Platelets in peripheral blood are exposed to a diversity of stresses (e.g., shear force, high-oxygen, oxidative damage, and hypoxia) and undergo apoptosis in response to these stimuli [4, 15, 18, 31,32,33,34,35,36]. Hypoxia is a major pathological mechanism that underlies atherosclerosis, myocardial infarction, acute coronary syndromes, and ischemia/reperfusion (I/R) injury. Platelets also play essential role in these cardiovascular diseases [37,38,39]. Thus, we used chronic and mild hypoxia as a pathological condition to treat mice. Some reports showed that early-onset thrombocytopenia was associated with placental insufficiency and hypoxia in preterm neonates, which was suggested to be the result of decreased platelet production [36]. Long-term hypoxia (~6% O2 for 10 days) was thought to decrease platelet counts in mice, which was linked to the inhibition of production of thrombopoietin (TPO) [31, 32, 34, 35]. However, previous studies of different groups have demonstrated that hypoxia of short duration (~8% O2 for 1–3 days) increased platelet counts [4, 33, 35], which is consistent with our data that hypoxia (~8% O2 for 1–4 days) increased platelets in WT mice. And we also showed that TPO is little changed during hypoxia. The mechanism by which short-term hypoxia increased platelets is still unknown. It was suggested that megakaryocytes possibly over-compensatively shed platelets into the circulation in response to hypoxia stress [4]. FUNDC2 mRNA is ubiquitous in a diversity of tissues of mice but the protein level is specifically high in platelets. The possible reason is that FUNDC2 might be highly expressed for platelet maintenance under these apoptotic stimulations. Also, platelets are anuclear and have a high turnover rate. All these may requires accurate modulation of intrinsic apoptosis specifically in a FUNDC2-dependent manner.

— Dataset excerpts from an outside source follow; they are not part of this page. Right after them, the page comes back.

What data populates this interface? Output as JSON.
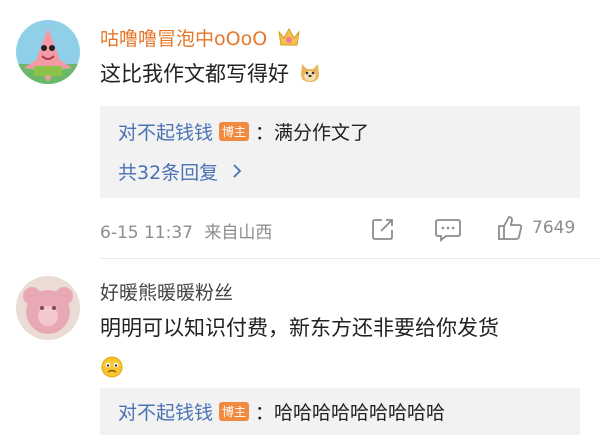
{
  "comments": [
    {
      "username": "咕噜噜冒泡中oOoO",
      "text": "这比我作文都写得好",
      "reply": {
        "name": "对不起钱钱",
        "badge": "博主",
        "text": "：满分作文了"
      },
      "more_replies": "共32条回复",
      "time": "6-15 11:37",
      "location": "来自山西",
      "likes": "7649"
    },
    {
      "username": "好暖熊暖暖粉丝",
      "text": "明明可以知识付费，新东方还非要给你发货",
      "reply": {
        "name": "对不起钱钱",
        "badge": "博主",
        "text": "：哈哈哈哈哈哈哈哈哈"
      }
    }
  ],
  "colors": {
    "username": "#e5772b",
    "link": "#4a72b5",
    "badge": "#f08a3e"
  }
}
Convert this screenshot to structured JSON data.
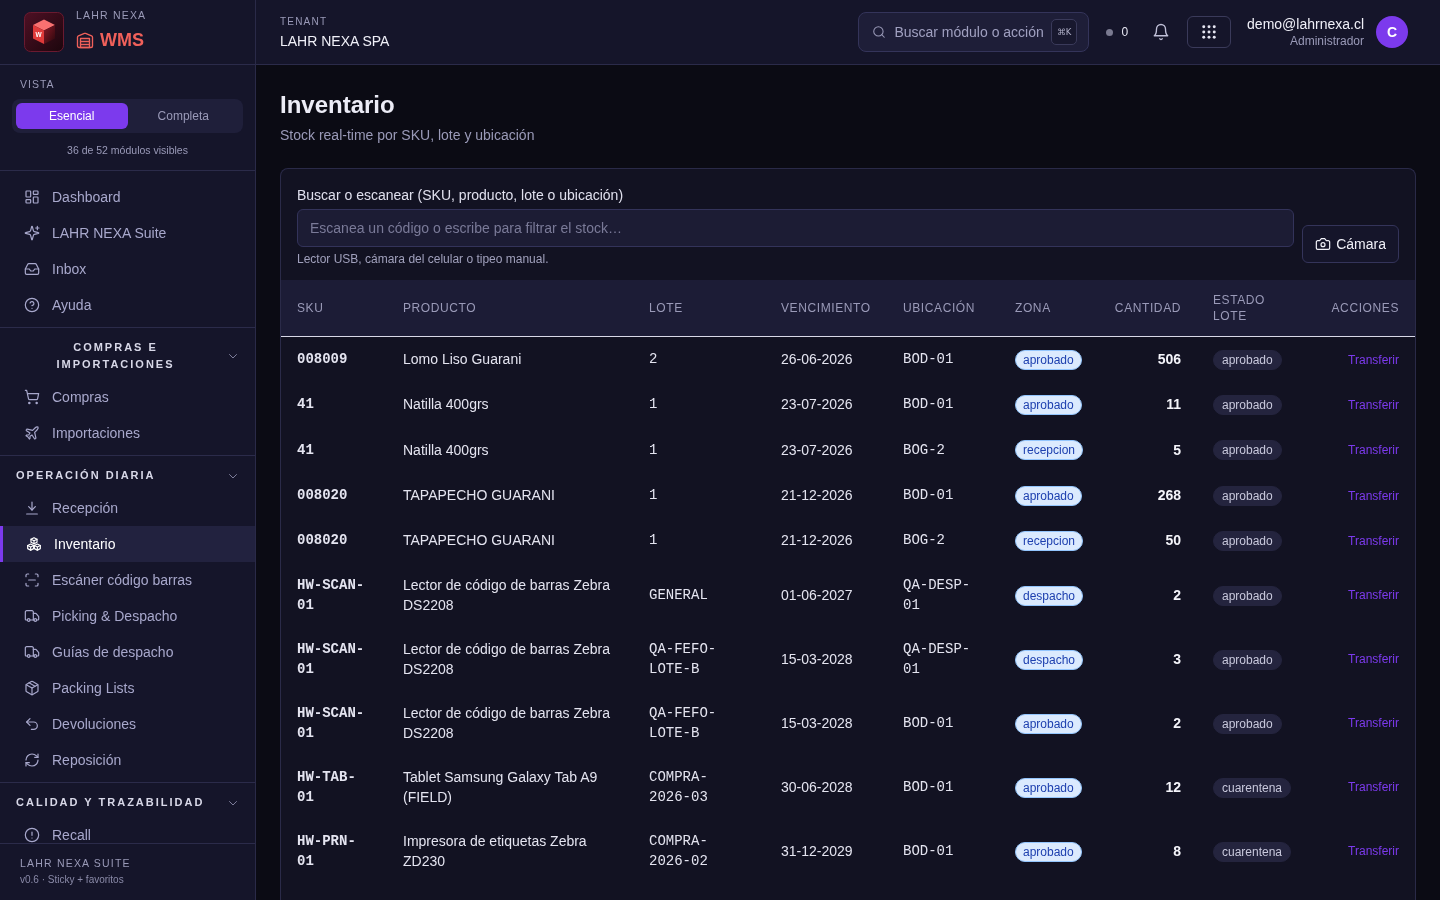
{
  "sidebar": {
    "brand": {
      "logo_letter": "W",
      "overline": "LAHR NEXA",
      "product": "WMS"
    },
    "view": {
      "label": "VISTA",
      "options": [
        {
          "label": "Esencial",
          "selected": true
        },
        {
          "label": "Completa",
          "selected": false
        }
      ],
      "caption": "36 de 52 módulos visibles"
    },
    "sections": [
      {
        "items": [
          {
            "label": "Dashboard",
            "selected": false
          },
          {
            "label": "LAHR NEXA Suite",
            "selected": false
          },
          {
            "label": "Inbox",
            "selected": false
          },
          {
            "label": "Ayuda",
            "selected": false
          }
        ]
      },
      {
        "title": "COMPRAS E IMPORTACIONES",
        "expanded": true,
        "items": [
          {
            "label": "Compras",
            "selected": false
          },
          {
            "label": "Importaciones",
            "selected": false
          }
        ]
      },
      {
        "title": "OPERACIÓN DIARIA",
        "expanded": true,
        "items": [
          {
            "label": "Recepción",
            "selected": false
          },
          {
            "label": "Inventario",
            "selected": true
          },
          {
            "label": "Escáner código barras",
            "selected": false
          },
          {
            "label": "Picking & Despacho",
            "selected": false
          },
          {
            "label": "Guías de despacho",
            "selected": false
          },
          {
            "label": "Packing Lists",
            "selected": false
          },
          {
            "label": "Devoluciones",
            "selected": false
          },
          {
            "label": "Reposición",
            "selected": false
          }
        ]
      },
      {
        "title": "CALIDAD Y TRAZABILIDAD",
        "expanded": true,
        "items": [
          {
            "label": "Recall",
            "selected": false
          }
        ]
      }
    ],
    "footer": {
      "title": "LAHR NEXA SUITE",
      "subtitle": "v0.6 · Sticky + favoritos"
    }
  },
  "header": {
    "tenant_label": "TENANT",
    "tenant_name": "LAHR NEXA SPA",
    "search": {
      "placeholder": "Buscar módulo o acción",
      "shortcut": "⌘K"
    },
    "status_count": "0",
    "user": {
      "email": "demo@lahrnexa.cl",
      "role": "Administrador",
      "initial": "C"
    }
  },
  "page": {
    "title": "Inventario",
    "subtitle": "Stock real-time por SKU, lote y ubicación"
  },
  "scanner": {
    "label": "Buscar o escanear (SKU, producto, lote o ubicación)",
    "placeholder": "Escanea un código o escribe para filtrar el stock…",
    "hint": "Lector USB, cámara del celular o tipeo manual.",
    "camera_button": "Cámara"
  },
  "table": {
    "columns": [
      "SKU",
      "PRODUCTO",
      "LOTE",
      "VENCIMIENTO",
      "UBICACIÓN",
      "ZONA",
      "CANTIDAD",
      "ESTADO LOTE",
      "ACCIONES"
    ],
    "rows": [
      {
        "sku": "008009",
        "product": "Lomo Liso Guarani",
        "lot": "2",
        "expiry": "26-06-2026",
        "location": "BOD-01",
        "zone": "aprobado",
        "quantity": "506",
        "lot_status": "aprobado",
        "action": "Transferir"
      },
      {
        "sku": "41",
        "product": "Natilla 400grs",
        "lot": "1",
        "expiry": "23-07-2026",
        "location": "BOD-01",
        "zone": "aprobado",
        "quantity": "11",
        "lot_status": "aprobado",
        "action": "Transferir"
      },
      {
        "sku": "41",
        "product": "Natilla 400grs",
        "lot": "1",
        "expiry": "23-07-2026",
        "location": "BOG-2",
        "zone": "recepcion",
        "quantity": "5",
        "lot_status": "aprobado",
        "action": "Transferir"
      },
      {
        "sku": "008020",
        "product": "TAPAPECHO GUARANI",
        "lot": "1",
        "expiry": "21-12-2026",
        "location": "BOD-01",
        "zone": "aprobado",
        "quantity": "268",
        "lot_status": "aprobado",
        "action": "Transferir"
      },
      {
        "sku": "008020",
        "product": "TAPAPECHO GUARANI",
        "lot": "1",
        "expiry": "21-12-2026",
        "location": "BOG-2",
        "zone": "recepcion",
        "quantity": "50",
        "lot_status": "aprobado",
        "action": "Transferir"
      },
      {
        "sku": "HW-SCAN-01",
        "product": "Lector de código de barras Zebra DS2208",
        "lot": "GENERAL",
        "expiry": "01-06-2027",
        "location": "QA-DESP-01",
        "zone": "despacho",
        "quantity": "2",
        "lot_status": "aprobado",
        "action": "Transferir"
      },
      {
        "sku": "HW-SCAN-01",
        "product": "Lector de código de barras Zebra DS2208",
        "lot": "QA-FEFO-LOTE-B",
        "expiry": "15-03-2028",
        "location": "QA-DESP-01",
        "zone": "despacho",
        "quantity": "3",
        "lot_status": "aprobado",
        "action": "Transferir"
      },
      {
        "sku": "HW-SCAN-01",
        "product": "Lector de código de barras Zebra DS2208",
        "lot": "QA-FEFO-LOTE-B",
        "expiry": "15-03-2028",
        "location": "BOD-01",
        "zone": "aprobado",
        "quantity": "2",
        "lot_status": "aprobado",
        "action": "Transferir"
      },
      {
        "sku": "HW-TAB-01",
        "product": "Tablet Samsung Galaxy Tab A9 (FIELD)",
        "lot": "COMPRA-2026-03",
        "expiry": "30-06-2028",
        "location": "BOD-01",
        "zone": "aprobado",
        "quantity": "12",
        "lot_status": "cuarentena",
        "action": "Transferir"
      },
      {
        "sku": "HW-PRN-01",
        "product": "Impresora de etiquetas Zebra ZD230",
        "lot": "COMPRA-2026-02",
        "expiry": "31-12-2029",
        "location": "BOD-01",
        "zone": "aprobado",
        "quantity": "8",
        "lot_status": "cuarentena",
        "action": "Transferir"
      }
    ]
  }
}
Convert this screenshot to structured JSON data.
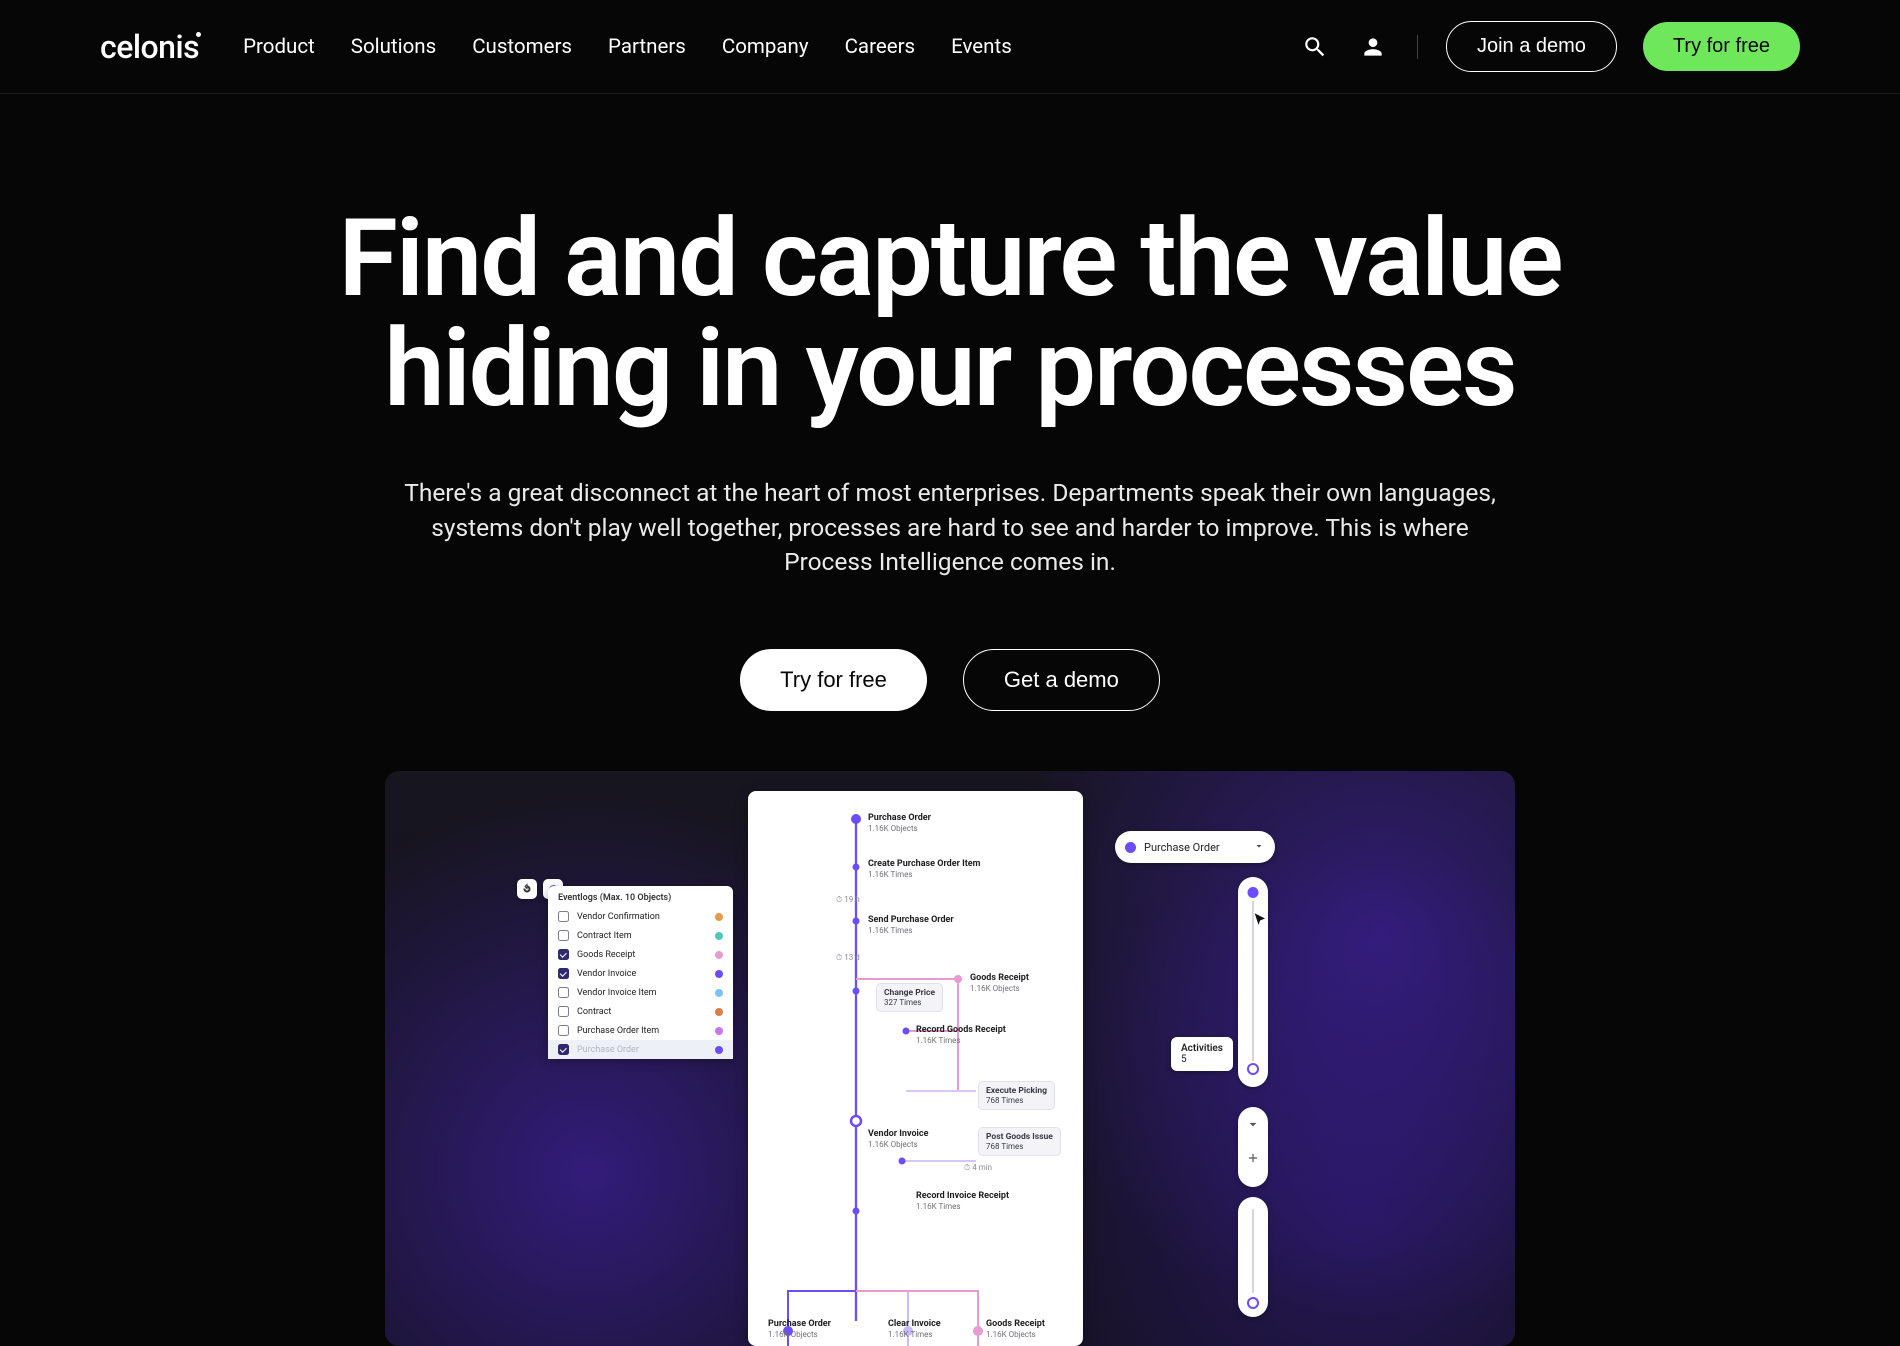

BCL-2 family proteins have been established for their critical role in regulating platelet lifespan. The pro-apoptotic protein BAK and anti-apoptotic BCL-xL perform antagonistic effects on intrinsic apoptosis of platelets [15]. BID and BIM, two of the pro-apoptotic BH3-only proteins, are dispensable for platelet apoptosis [40]. However, our present work showed that another BH3-only protein BAD regulates platelet survival by binding to BCL-xL, which is consistent with the phenotype that bad–/– mice exhibit thrombocytosis due to prolonged platelet life-span [41]. Thus, our findings extend the role of BCL-2 family proteins in platelet survival. FUNDC2 regulates platelet number in response to hypoxia via BCL-xL-dependent apoptosis. Our data is consistent with the findings that pharmacologic inhibition of BCL-xL by ABT737 or ABT263, both the pro-apoptotic BCL-2 homology 3 (BH3) mimetic [17], also leads to dose-dependent thrombocytopenia [15, 18, 42]. Notably, BCL-xL inhibition not only reduced platelet count but also largely impaired platelet functions and activation [18, 42]. In our study, FUNDC2 regulates platelet apoptosis via the modulation of BCL-xL activity. Thus, it is interesting to evaluate whether FUNDC2 regulates hemostatic function of platelets in bleeding as well as in cardiovascular diseases in further studies. As platelets play essential role for blood hemostasis, wound healing, cardiovascular disease, and immunity, our study paves the new avenue for the regulation of platelet survival at the level of mitochondria and hold promises for fighting these diseases.